Key Features of Galaxy

Tool Integration

Galaxy provides access to a large library of analysis tools — ranging from standard data processing utilities to domain-specific scientific applications. Tools are installed and managed by the Galaxy administrator, so users do not need to worry about software installation or version compatibility.

Workflow Builder

The visual workflow editor allows users to construct multi-step analysis pipelines by connecting tools together on a canvas. Each tool’s output is wired as input to the next step, automatically encoding the data dependencies that make up the workflow.

A workflow built in Galaxy can be saved, reused with new datasets, shared with colleagues, or published to the Galaxy community. This directly supports the reproducibility goals discussed earlier in this module.

History

Every analysis in Galaxy is tracked in a History — a panel that records every dataset and every tool invocation, along with the parameters used. A history provides a complete audit trail of your analysis, and can be shared or exported so that a collaborator can reproduce your work exactly.

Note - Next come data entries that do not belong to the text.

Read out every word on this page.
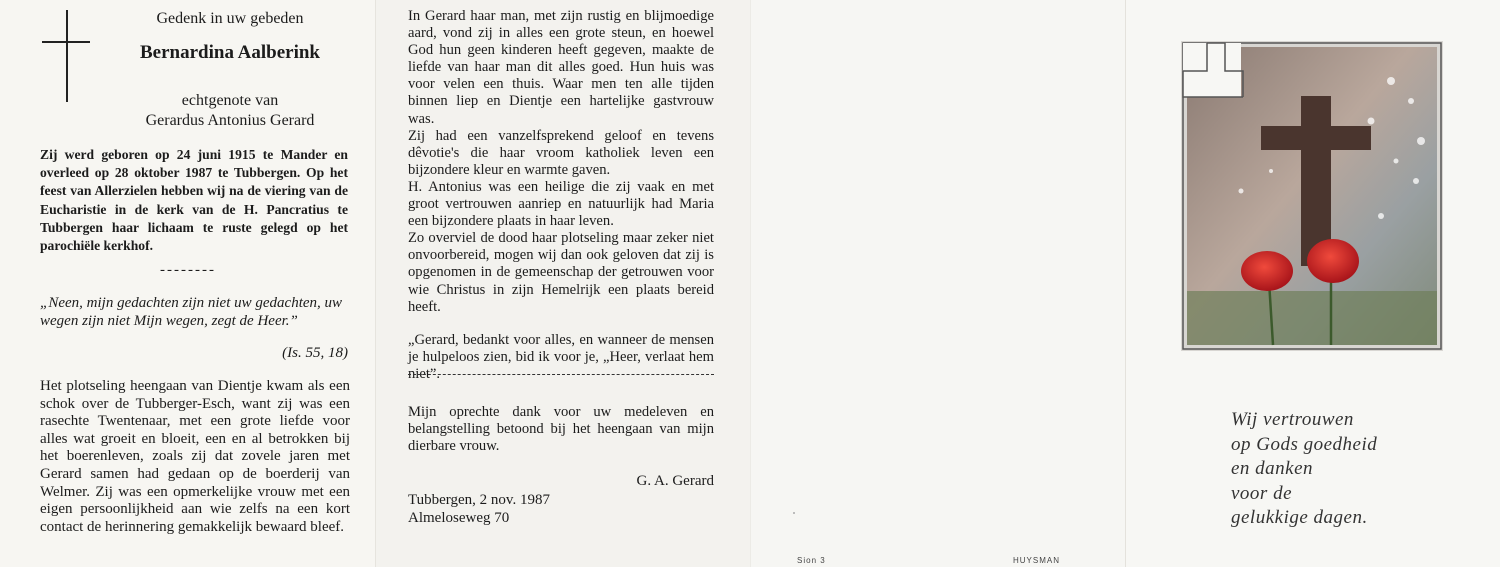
Gedenk in uw gebeden
Bernardina Aalberink
echtgenote van
Gerardus Antonius Gerard
Zij werd geboren op 24 juni 1915 te Mander en overleed op 28 oktober 1987 te Tubbergen. Op het feest van Allerzielen hebben wij na de viering van de Eucharistie in de kerk van de H. Pancratius te Tubbergen haar lichaam te ruste gelegd op het parochiële kerkhof.
--------
„Neen, mijn gedachten zijn niet uw gedachten, uw wegen zijn niet Mijn wegen, zegt de Heer.”
(Is. 55, 18)
Het plotseling heengaan van Dientje kwam als een schok over de Tubberger-Esch, want zij was een rasechte Twentenaar, met een grote liefde voor alles wat groeit en bloeit, een en al betrokken bij het boerenleven, zoals zij dat zovele jaren met Gerard samen had gedaan op de boerderij van Welmer. Zij was een opmerkelijke vrouw met een eigen persoonlijkheid aan wie zelfs na een kort contact de herinnering gemakkelijk bewaard bleef.

In Gerard haar man, met zijn rustig en blijmoedige aard, vond zij in alles een grote steun, en hoewel God hun geen kinderen heeft gegeven, maakte de liefde van haar man dit alles goed. Hun huis was voor velen een thuis. Waar men ten alle tijden binnen liep en Dientje een hartelijke gastvrouw was.

Zij had een vanzelfsprekend geloof en tevens dêvotie's die haar vroom katholiek leven een bijzondere kleur en warmte gaven.

H. Antonius was een heilige die zij vaak en met groot vertrouwen aanriep en natuurlijk had Maria een bijzondere plaats in haar leven.

Zo overviel de dood haar plotseling maar zeker niet onvoorbereid, mogen wij dan ook geloven dat zij is opgenomen in de gemeenschap der getrouwen voor wie Christus in zijn Hemelrijk een plaats bereid heeft.

„Gerard, bedankt voor alles, en wanneer de mensen je hulpeloos zien, bid ik voor je, „Heer, verlaat hem niet”.

Mijn oprechte dank voor uw medeleven en belangstelling betoond bij het heengaan van mijn dierbare vrouw.
G. A. Gerard
Tubbergen, 2 nov. 1987
Almeloseweg 70
Sion 3	HUYSMAN
Wij vertrouwen
op Gods goedheid
en danken
voor de
gelukkige dagen.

Data Import and Management

Galaxy supports importing data from:

Local file uploads via the browser
Remote URLs
Shared data libraries (pre-loaded datasets made available by the administrator)
External repositories and transfer services (e.g., NCBI, Globus)

Workflow Sharing and the Galaxy ToolShed

The Galaxy ToolShed is a community repository of tools and workflows that can be installed into any Galaxy instance. This means that tools developed by one research group can be reused by the broader community without re-implementation.

Galaxy at CHESS, Cornell

CHESS researchers have access to a Galaxy instance configured specifically for X-ray data analysis workflows. This instance is deployed within the CHESS cyberinfrastructure and is pre-loaded with tools and workflows relevant to the types of data collected at CHESS beamlines.

The CHESS Galaxy instance submits compute jobs to the CHESS SGE cluster (the same compute farm described in the DC200 module), so workflows benefit from the cluster’s resources while users interact only with the Galaxy web interface.

Running a Simple Analysis in Galaxy

Here is the general flow for running an analysis in Galaxy:

Step 1 — Upload your data

Click the Upload Data button (the arrow icon at the top of the Tools panel) and either drag-and-drop files from your local machine or provide a URL to your dataset. Uploaded files appear as items in your current History.

Step 2 — Select a tool

Browse or search the Tools panel on the left to find the analysis tool you want to run. Clicking a tool opens its input form in the center panel.

Step 3 — Configure and run

Fill in the tool’s input parameters — selecting datasets from your History and setting any analysis options — then click Run Tool. The job is submitted to the cluster and a new entry appears in your History showing the job status.

Step 4 — Inspect results

Once the job completes (the History entry turns green), click on the output dataset to view it inline, download it, or pass it as input to the next tool in your analysis.

Step 5 — Build a workflow

After running an analysis manually, Galaxy can extract the steps into a reusable workflow automatically. Click Workflow → Extract Workflow from History to capture the full pipeline. You can then re-run the same workflow on a new dataset in a single step.

Summary

Science gateways like Open OnDemand, Galaxy and ACCESS Pegasus significantly reduce the barriers to using advanced computing resources. Whether you need to run interactive analyses in a Jupyter notebook on a national HPC cluster, or orchestrate complex multi-step workflows across distributed resources, science gateways provide the tools to do so without deep expertise in HPC system administration.

For CHESS researchers, the practical takeaways are:

Open OnDemand is the easiest way to get started with ACCESS HPC resources — open a browser, log in, and launch a Jupyter notebook directly on the cluster.
ACCESS Pegasus is the best path for researchers who want to run Pegasus-based workflow pipelines on national CI resources without the overhead of setting up and configuring Pegasus themselves.
Both tools work seamlessly with the ACCESS allocation described in the DC200 module.